Attentati di Bruxelles: no, signor primo ministro!

Gli attentati non sono una fatalità, ma il risultato di una politica.


Attentati di Bruxelles: no, signor primo ministro!

Bruxelles ha vissuto per un giorno la tragica realtà che da anni vivono gli iracheni, i libici, i siriani… Una realtà orrenda, a cui non ci si può rassegnare. Ma per impedire davvero che capiti ancora occorre capirne in profondità le cause. Gli attentati non sono una fatalità, ma il risultato di una politica. Condotta da Washington e poi da Londra, Parigi, dall’Europa…

di Michel Collon

Ieri, come tanti abitanti di Bruxelles, ho passato delle ore a verificare dove si trovavano i miei cari. Chi per disgrazia poteva trovarsi in quel maledetto metrò che pure io prendo ogni volta che vado alla sede di Investig’Action? Chi per sventura poteva trovarsi allo Starbucks dell’aereoporto, dove anch’io ho l’abitudine di prendere un thè in attesa del volo? Ricerche tanto più angoscianti, in quanto la rete era evidentemente intasata.
Insomma, come tanti abitanti di Bruxelles, ho vissuto per un giorno ciò che vivono da anni gli iracheni, i libici, i siriani e, prima di loro, gli algerini. Essendo stato varie volte in siti bombardati dagli occidentali, so a cosa somigliano quelle parti di corpi sparsi che mai più nessuno potrà abbracciare. Io ho visto laggiù il dolore di coloro che sono privati per sempre del loro marito, della loro moglie, del loro figlio.

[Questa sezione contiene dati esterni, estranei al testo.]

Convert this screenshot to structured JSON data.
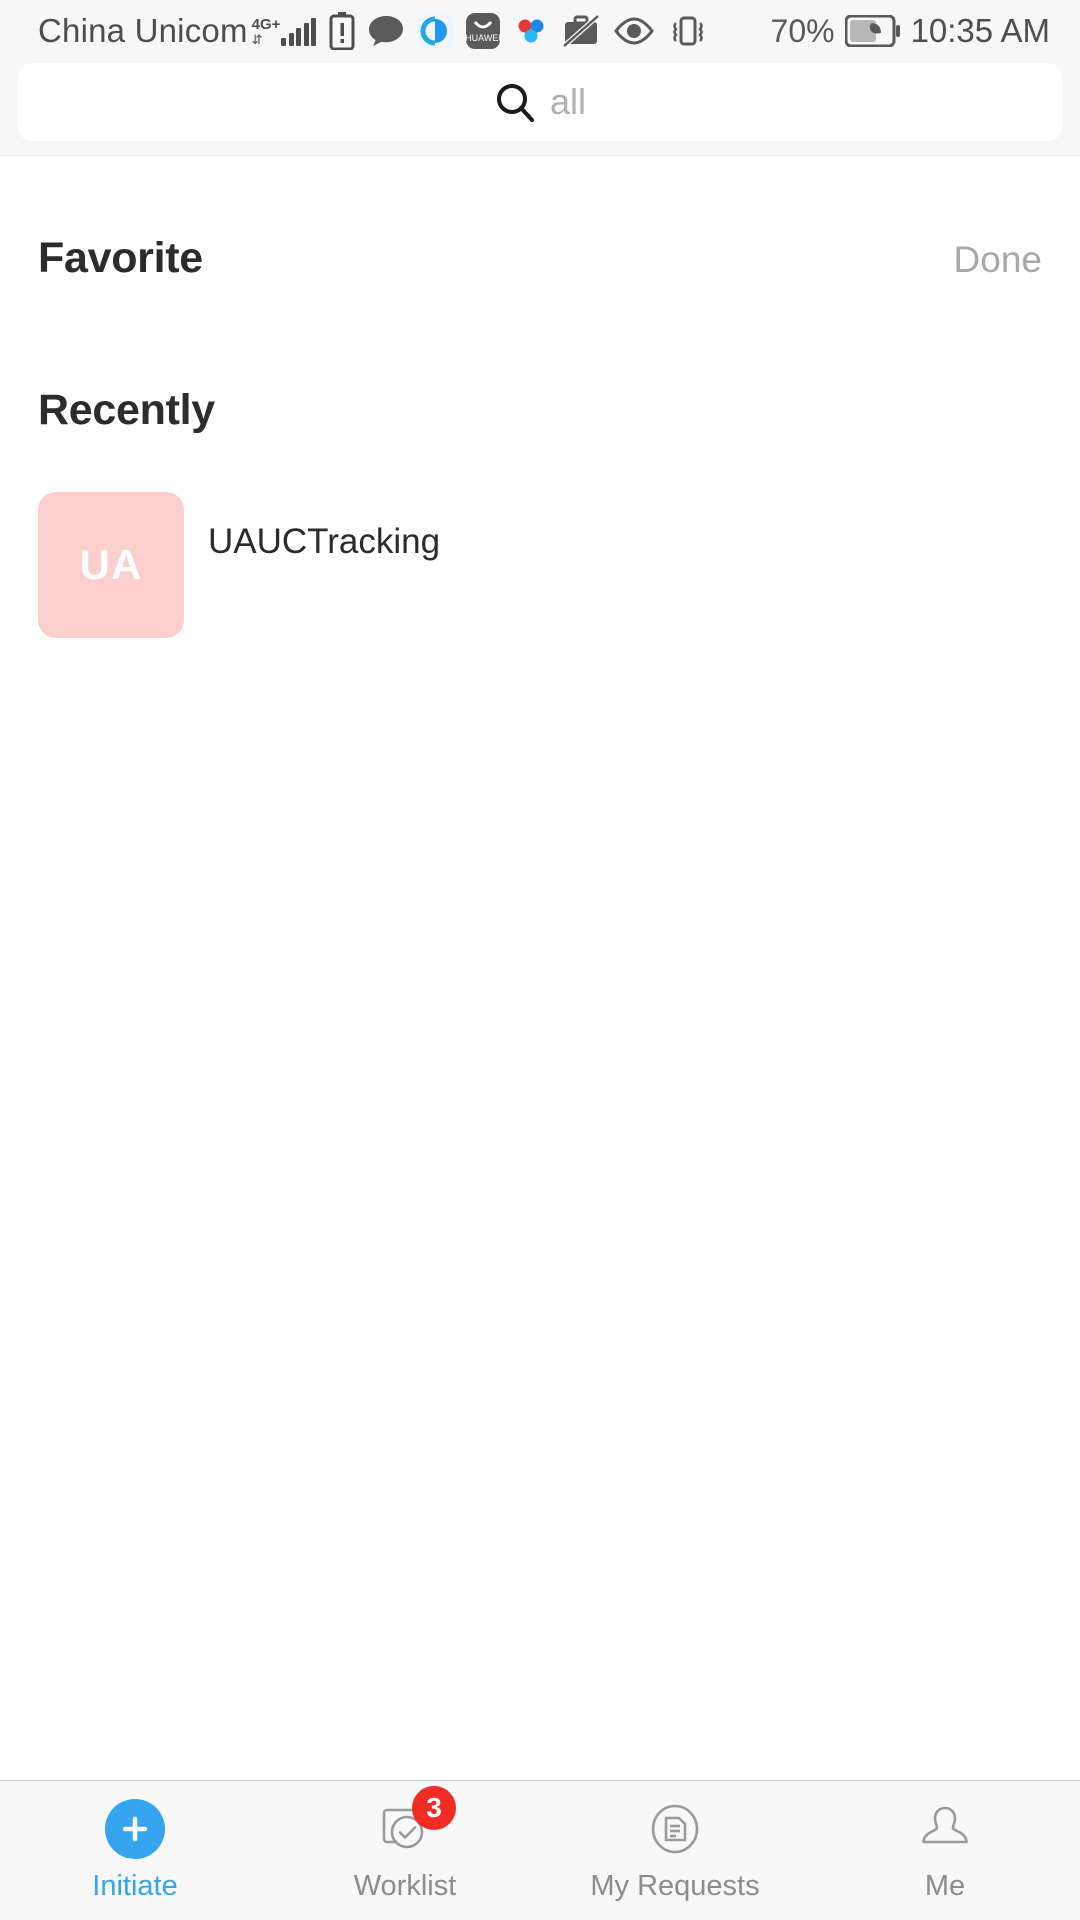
{
  "status_bar": {
    "carrier": "China Unicom",
    "network_type": "4G+",
    "battery_percent": "70%",
    "time": "10:35 AM",
    "icons": [
      "signal-bars-icon",
      "battery-alert-icon",
      "message-bubble-icon",
      "browser-icon",
      "huawei-appgallery-icon",
      "cloud-sync-icon",
      "work-mode-off-icon",
      "eye-comfort-icon",
      "vibrate-icon",
      "power-saving-battery-icon"
    ]
  },
  "search": {
    "placeholder": "all",
    "value": "",
    "icon": "search-icon"
  },
  "favorite_section": {
    "title": "Favorite",
    "action_label": "Done",
    "items": []
  },
  "recently_section": {
    "title": "Recently",
    "items": [
      {
        "initials": "UA",
        "label": "UAUCTracking",
        "tile_color": "#fbcfcc",
        "initials_color": "#ffffff"
      }
    ]
  },
  "tabbar": {
    "active_color": "#34a5ee",
    "inactive_color": "#8c8c8c",
    "badge_color": "#f12c25",
    "tabs": [
      {
        "label": "Initiate",
        "icon": "plus-circle-icon",
        "active": true,
        "badge": ""
      },
      {
        "label": "Worklist",
        "icon": "checklist-icon",
        "active": false,
        "badge": "3"
      },
      {
        "label": "My Requests",
        "icon": "document-circle-icon",
        "active": false,
        "badge": ""
      },
      {
        "label": "Me",
        "icon": "person-icon",
        "active": false,
        "badge": ""
      }
    ]
  }
}
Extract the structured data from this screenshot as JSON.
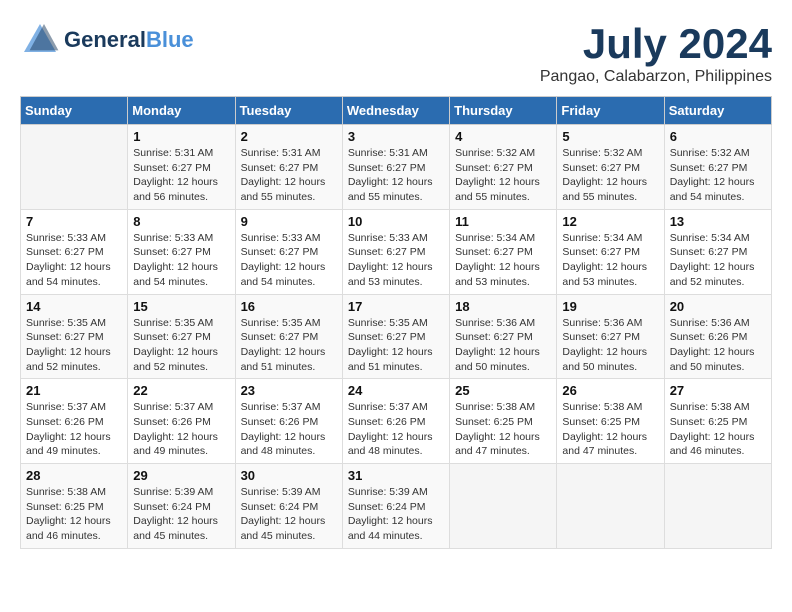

Come tanti di Bruxelles, ho pianto e ho avuto voglia di colpire i criminali che se la sono presa con tanti innocenti. Ma non si nasce criminali, lo si diventa. E la questione più importante è: come sono arrivati a questo? Negare fino a questo punto il valore della vita di tanti innocenti! Farli soffrire e terrorizzarli anziché battersi - insieme a questi innocenti - contro l’ingiustizia che ci colpisce tutti? Chi ha intossicato questi giovani, chi ha mostrato loro l’esempio della violenza, chi li ha sprofondati nella disperazione e soprattutto chi li ha armati? Criminali, sì, ma non sono loro anche vittime in qualche modo, anche se questa parola può scioccare?

Allora, quando ho sentito il nostro primo ministro Charles Michel dichiarare in conferenza stampa che i i belgi hanno bisogno di unirsi e ho visto che egli evitava accuratamente la questione centrale “Come si è arrivati fin qua? Chi sono i responsabili?”, allora mi sono sentito in collera contro quest’uomo ipocrita che ci propone semplicemente di continuare come prima. Mentre la domanda della gente è giustamente: “Come evitare che ciò ricominci presto? Quale politica adottare per mettere fine a questo meccanismo infernale?”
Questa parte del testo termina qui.